The fact that it’s a conversation now makes it all the more likely that the primary focus of the next month for the Cubs is going to be to find a trade partner that wants Bryant for one year at his expected arbitration salary of $19-$20 million-ish. In a normal environment, even coming off a down year, the [Josh Donaldson one-year, $23 million] example illustrates that Bryant would definitely have some meaningful trade value. But when every team is gonna be trying to cut salary? It’s a tall ask to take on $20 million AND give up a quality return. (That’s why I tend to think if Bryant is traded, it’s probably not going to be for impact prospects. Instead, it could be for some big league piece(s), maybe that have a smaller salary, and maybe that are controllable for longer but need even more of a bounce-back/breakthrough.)
Your only real alternative here is the sides getting together on an extension – backloaded to accommodate the financial situation, but large enough to justify Bryant not wanting a chance to bounce back in 2021 before hitting the market. I tend to think that’s pretty darn unlikely on both sides, though. Again, it sucks that the most realistic outcome in all of this is Bryant departing this offseason rather than signing an extension, but that’s where things are.

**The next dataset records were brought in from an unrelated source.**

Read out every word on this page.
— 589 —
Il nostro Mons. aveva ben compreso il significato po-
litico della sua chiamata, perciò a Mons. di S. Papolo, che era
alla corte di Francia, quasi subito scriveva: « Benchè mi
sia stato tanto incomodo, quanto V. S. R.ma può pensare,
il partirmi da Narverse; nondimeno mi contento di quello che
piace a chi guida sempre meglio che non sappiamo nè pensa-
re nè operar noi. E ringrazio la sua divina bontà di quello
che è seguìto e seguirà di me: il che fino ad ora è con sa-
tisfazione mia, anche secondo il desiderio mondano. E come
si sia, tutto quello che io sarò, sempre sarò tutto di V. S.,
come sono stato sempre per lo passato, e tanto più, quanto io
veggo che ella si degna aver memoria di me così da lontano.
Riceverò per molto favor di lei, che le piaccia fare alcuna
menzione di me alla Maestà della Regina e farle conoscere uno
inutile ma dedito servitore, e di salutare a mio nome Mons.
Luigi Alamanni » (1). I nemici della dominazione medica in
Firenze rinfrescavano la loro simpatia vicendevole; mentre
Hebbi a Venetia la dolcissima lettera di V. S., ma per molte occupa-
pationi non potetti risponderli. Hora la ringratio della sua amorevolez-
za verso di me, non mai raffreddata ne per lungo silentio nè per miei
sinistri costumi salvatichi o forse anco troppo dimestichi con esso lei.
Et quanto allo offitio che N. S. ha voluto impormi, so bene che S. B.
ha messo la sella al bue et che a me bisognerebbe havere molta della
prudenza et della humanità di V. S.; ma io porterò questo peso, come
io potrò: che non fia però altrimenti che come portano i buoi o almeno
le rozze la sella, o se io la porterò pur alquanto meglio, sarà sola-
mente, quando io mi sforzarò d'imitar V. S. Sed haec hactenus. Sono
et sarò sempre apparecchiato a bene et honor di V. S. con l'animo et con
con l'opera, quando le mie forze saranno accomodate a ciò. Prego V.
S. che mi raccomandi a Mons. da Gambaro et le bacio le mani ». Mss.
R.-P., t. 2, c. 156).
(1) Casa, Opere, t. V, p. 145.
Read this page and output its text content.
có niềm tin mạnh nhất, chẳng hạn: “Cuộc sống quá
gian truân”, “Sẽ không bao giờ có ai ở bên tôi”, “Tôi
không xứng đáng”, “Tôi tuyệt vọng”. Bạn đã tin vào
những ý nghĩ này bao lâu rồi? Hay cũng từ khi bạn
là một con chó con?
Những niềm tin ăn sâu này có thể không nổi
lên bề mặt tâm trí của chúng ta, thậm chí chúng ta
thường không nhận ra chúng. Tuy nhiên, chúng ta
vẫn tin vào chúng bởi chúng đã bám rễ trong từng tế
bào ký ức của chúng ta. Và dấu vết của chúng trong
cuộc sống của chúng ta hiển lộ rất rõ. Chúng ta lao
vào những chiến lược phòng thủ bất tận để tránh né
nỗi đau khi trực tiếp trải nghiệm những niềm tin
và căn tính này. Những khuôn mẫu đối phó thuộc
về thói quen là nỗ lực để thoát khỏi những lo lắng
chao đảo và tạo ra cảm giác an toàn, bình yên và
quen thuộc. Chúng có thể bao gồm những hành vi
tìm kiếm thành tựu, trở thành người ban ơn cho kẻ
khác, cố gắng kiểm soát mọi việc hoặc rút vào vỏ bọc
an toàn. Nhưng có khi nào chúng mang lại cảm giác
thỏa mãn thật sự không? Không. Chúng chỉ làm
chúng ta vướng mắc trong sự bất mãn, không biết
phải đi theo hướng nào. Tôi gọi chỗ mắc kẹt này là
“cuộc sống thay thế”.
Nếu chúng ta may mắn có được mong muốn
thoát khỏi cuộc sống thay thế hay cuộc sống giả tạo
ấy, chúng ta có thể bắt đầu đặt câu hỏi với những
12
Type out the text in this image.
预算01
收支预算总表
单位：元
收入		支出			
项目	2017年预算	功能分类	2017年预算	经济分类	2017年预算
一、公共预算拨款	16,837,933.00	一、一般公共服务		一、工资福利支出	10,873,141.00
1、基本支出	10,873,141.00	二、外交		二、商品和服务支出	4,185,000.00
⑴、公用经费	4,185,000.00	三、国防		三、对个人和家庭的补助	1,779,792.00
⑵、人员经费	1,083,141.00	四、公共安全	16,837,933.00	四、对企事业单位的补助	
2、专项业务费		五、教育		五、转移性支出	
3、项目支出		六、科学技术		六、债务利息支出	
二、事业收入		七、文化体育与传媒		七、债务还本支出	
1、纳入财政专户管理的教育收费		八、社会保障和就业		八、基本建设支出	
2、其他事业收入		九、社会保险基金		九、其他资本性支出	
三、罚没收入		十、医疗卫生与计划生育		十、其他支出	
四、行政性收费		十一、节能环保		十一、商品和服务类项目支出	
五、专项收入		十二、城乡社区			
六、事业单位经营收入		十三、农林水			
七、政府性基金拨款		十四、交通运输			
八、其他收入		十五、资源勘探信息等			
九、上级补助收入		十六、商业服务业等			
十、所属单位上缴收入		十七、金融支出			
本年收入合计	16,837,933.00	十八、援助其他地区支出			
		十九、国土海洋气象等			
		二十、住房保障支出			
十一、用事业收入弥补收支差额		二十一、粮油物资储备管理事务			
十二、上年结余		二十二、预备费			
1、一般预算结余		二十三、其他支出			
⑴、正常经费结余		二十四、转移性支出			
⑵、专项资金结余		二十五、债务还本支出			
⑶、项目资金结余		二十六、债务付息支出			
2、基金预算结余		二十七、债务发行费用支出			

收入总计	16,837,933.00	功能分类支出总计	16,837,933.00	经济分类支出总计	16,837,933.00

So, then, we circle back to the possibility that, if trade talks prove futile over the next month, the Cubs will have to decide to either drop a huge chunk of salary (and reap the risk that Bryant has a tremendous 2021 season – not exactly far-fetched!), or to keep one of their best players and “risk” the cost.
As we sit here today, my gut says the Cubs will work very hard to trade Bryant for whatever they can get, and failing that before the December 2 tender deadline, they will tender Bryant a contract. That might mean the offseason is just as slow and tight as ever, but the potential for Bryant to be great in 2021 – either in a competitive year, or as a trade candidate at the Deadline – is too significant to just give him away for nothing. Yes, even knowing that the budget may have to be squeezed in other places.